I've got a lot of time for Trevor Mallard. He's a good laugh. He's (surprisingly) a sucker for babies. And he was a really good electorate MP.
But, Speaker of the House isn't proving a career highlight.
He's been accused of bias towards Labour. And even worse, of trying to protect the Prime Minister. And, much as I like the guy, I have to admit he deserves the criticism.
Herald political editor Audrey Young has seen a fair few Speakers come and go so she knows what she's talking about. In a column this week, she wrote that Mallard has "an inbuilt bias against National Party leader Simon Bridges and a soft spot for Prime Minister Jacinda Ardern".
Ouch. That's a stinging blow. But he was asking for it.
Mallard's job description is to be as neutral as possible. It actually makes the Speaker's life blimmin' lonely. As soon as he took the job, he was expected to cut all ties with the Labour colleagues he'd been mates with for years.
Rough, but crucial to democracy.
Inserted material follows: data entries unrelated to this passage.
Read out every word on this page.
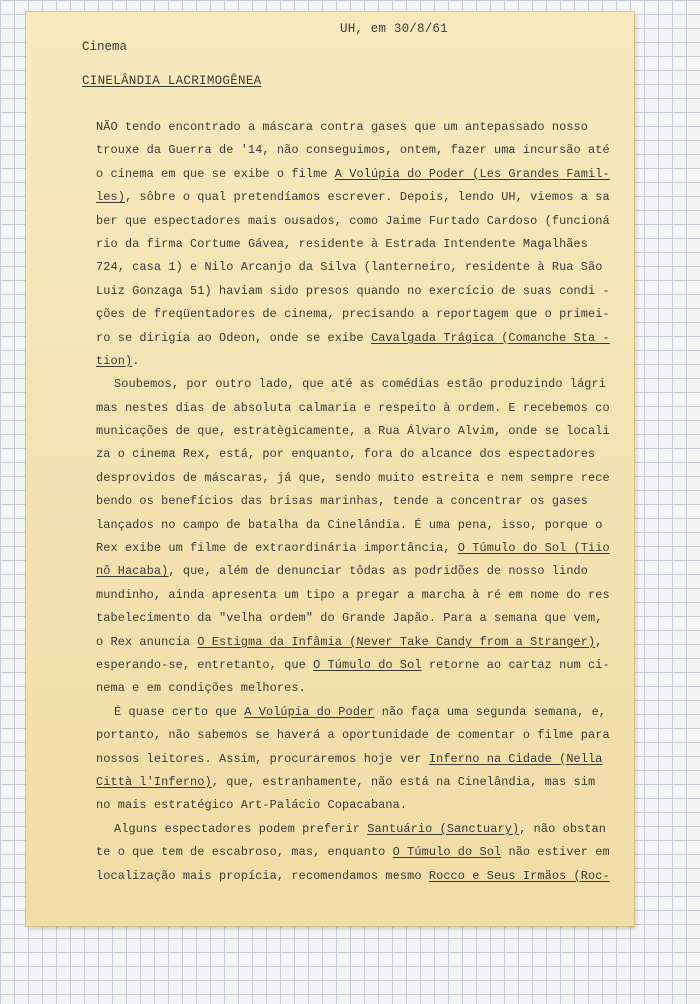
UH, em 30/8/61
Cinema
CINELÂNDIA LACRIMOGÊNEA

NÃO tendo encontrado a máscara contra gases que um antepassado nosso

trouxe da Guerra de '14, não conseguimos, ontem, fazer uma incursão até

o cinema em que se exibe o filme A Volúpia do Poder (Les Grandes Famil-

les), sôbre o qual pretendíamos escrever. Depois, lendo UH, viemos a sa

ber que espectadores mais ousados, como Jaime Furtado Cardoso (funcioná

rio da firma Cortume Gávea, residente à Estrada Intendente Magalhães

724, casa 1) e Nilo Arcanjo da Silva (lanterneiro, residente à Rua São

Luiz Gonzaga 51) haviam sido presos quando no exercício de suas condi -

ções de freqüentadores de cinema, precisando a reportagem que o primei-

ro se dirigia ao Odeon, onde se exibe Cavalgada Trágica (Comanche Sta -

tion).

Soubemos, por outro lado, que até as comédias estão produzindo lágri

mas nestes dias de absoluta calmaria e respeito à ordem. E recebemos co

municações de que, estratègicamente, a Rua Álvaro Alvim, onde se locali

za o cinema Rex, está, por enquanto, fora do alcance dos espectadores

desprovidos de máscaras, já que, sendo muito estreita e nem sempre rece

bendo os benefícios das brisas marinhas, tende a concentrar os gases

lançados no campo de batalha da Cinelândia. É uma pena, isso, porque o

Rex exibe um filme de extraordinária importância, O Túmulo do Sol (Tiio

nô Hacaba), que, além de denunciar tôdas as podridões de nosso lindo

mundinho, ainda apresenta um tipo a pregar a marcha à ré em nome do res

tabelecimento da "velha ordem" do Grande Japão. Para a semana que vem,

o Rex anuncia O Estigma da Infâmia (Never Take Candy from a Stranger),

esperando-se, entretanto, que O Túmulo do Sol retorne ao cartaz num ci-

nema e em condições melhores.

É quase certo que A Volúpia do Poder não faça uma segunda semana, e,

portanto, não sabemos se haverá a oportunidade de comentar o filme para

nossos leitores. Assim, procuraremos hoje ver Inferno na Cidade (Nella

Città l'Inferno), que, estranhamente, não está na Cinelândia, mas sim

no mais estratégico Art-Palácio Copacabana.

Alguns espectadores podem preferir Santuário (Sanctuary), não obstan

te o que tem de escabroso, mas, enquanto O Túmulo do Sol não estiver em

localização mais propícia, recomendamos mesmo Rocco e Seus Irmãos (Roc-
The Speaker is the guy making sure everyone gets a fair go at what is quite important business: one side's running the country, the other is making sure the first lot's doing that right.
But, Mallard can't claim neutrality any more. His blot sheet is fairly blemished.
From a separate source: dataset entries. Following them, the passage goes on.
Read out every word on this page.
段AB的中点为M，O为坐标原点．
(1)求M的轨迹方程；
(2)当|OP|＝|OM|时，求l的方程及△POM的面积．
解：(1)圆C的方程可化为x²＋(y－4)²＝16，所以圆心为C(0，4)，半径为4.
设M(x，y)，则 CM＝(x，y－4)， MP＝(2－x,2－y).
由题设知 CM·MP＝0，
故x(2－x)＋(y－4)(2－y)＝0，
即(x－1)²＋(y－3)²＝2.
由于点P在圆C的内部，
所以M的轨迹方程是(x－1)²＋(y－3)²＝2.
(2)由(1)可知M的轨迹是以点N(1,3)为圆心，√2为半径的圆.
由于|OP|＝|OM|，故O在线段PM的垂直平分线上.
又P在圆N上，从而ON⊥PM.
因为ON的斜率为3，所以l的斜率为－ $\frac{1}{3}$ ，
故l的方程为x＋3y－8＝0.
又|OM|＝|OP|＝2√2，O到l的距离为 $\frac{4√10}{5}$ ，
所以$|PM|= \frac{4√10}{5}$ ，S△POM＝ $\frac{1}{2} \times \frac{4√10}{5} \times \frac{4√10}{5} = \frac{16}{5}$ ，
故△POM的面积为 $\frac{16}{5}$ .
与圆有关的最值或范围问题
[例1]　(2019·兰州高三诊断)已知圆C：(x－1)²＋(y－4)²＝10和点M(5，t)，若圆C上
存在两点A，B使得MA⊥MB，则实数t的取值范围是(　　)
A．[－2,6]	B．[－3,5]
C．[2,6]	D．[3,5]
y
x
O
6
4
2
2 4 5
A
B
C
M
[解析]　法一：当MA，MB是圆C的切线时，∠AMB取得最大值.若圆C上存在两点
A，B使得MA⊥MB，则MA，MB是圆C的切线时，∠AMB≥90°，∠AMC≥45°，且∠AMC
His first big mistake was the Stupid Little Girl incident. That was back in May when Mallard accused National of calling the Prime Minister a stupid little girl. Mallard told the media. It became an international story. Protecting the PM, exhibit one.
Then in August, Mallard completely over-reacted at the thought of media printing images of the PM's baby. He threatened to throw out any member of the press gallery who did this. Even if the baby was accidentally in the background. That was completely over the top. No one would've printed a photo anyway. The rules don't apply outside of Parliament and no one's printed an outside-of-Parliament photo. And it screams special treatment because at least two other female MPs have newborns at Parliament and yet there was no dictum about photos of their babies. Protecting the PM, exhibit two.
Also, Mallard's love of a good inquiry is not worth the trouble it's causing him. He's inquired (twice) into the leaking of Bridges' expenses and (once) into bullying in Parliament. All three inquiries generated negative news stories for National. That's not flash for a supposedly impartial guy.
These accusations are obviously lousy for Mallard. He's clearly trying really hard to do the job well.
It's also not flash for the PM. She's already struggling with the perception she lacks steel. Having a man publicly coming to her defence doesn't help. Without naming names, there are a few men close to her that also do it from time to time and should reconsider.
The only people who benefit from us discussing Mallard's bias are National MPs. It just let them off the hook. They'd been under the pump for days over the Maggie Barry bullying allegations and the ongoing internal leaks. And then, surprise, they get kicked out the house, plead bias and everyone's attention shifted to this.
Doesn't this look to you like a distraction that worked brilliantly?
Don't you think National engineered this deliberately? Don't you think both Bridges and former Leader of the House Gerry Brownlee know the rules around criticising the Speaker? Don't you think they knew they would get kicked out of the House if they did it?
It wouldn't be the first time National's pulled this stunt to create a distraction.
In the end, Mallard's soft spot for the PM is backfiring on the Government. And so, if he cares about Labour as much as he appears to, he'd be wise to start playing fair. Just so it gives National one less way to wriggle off an awkward hook.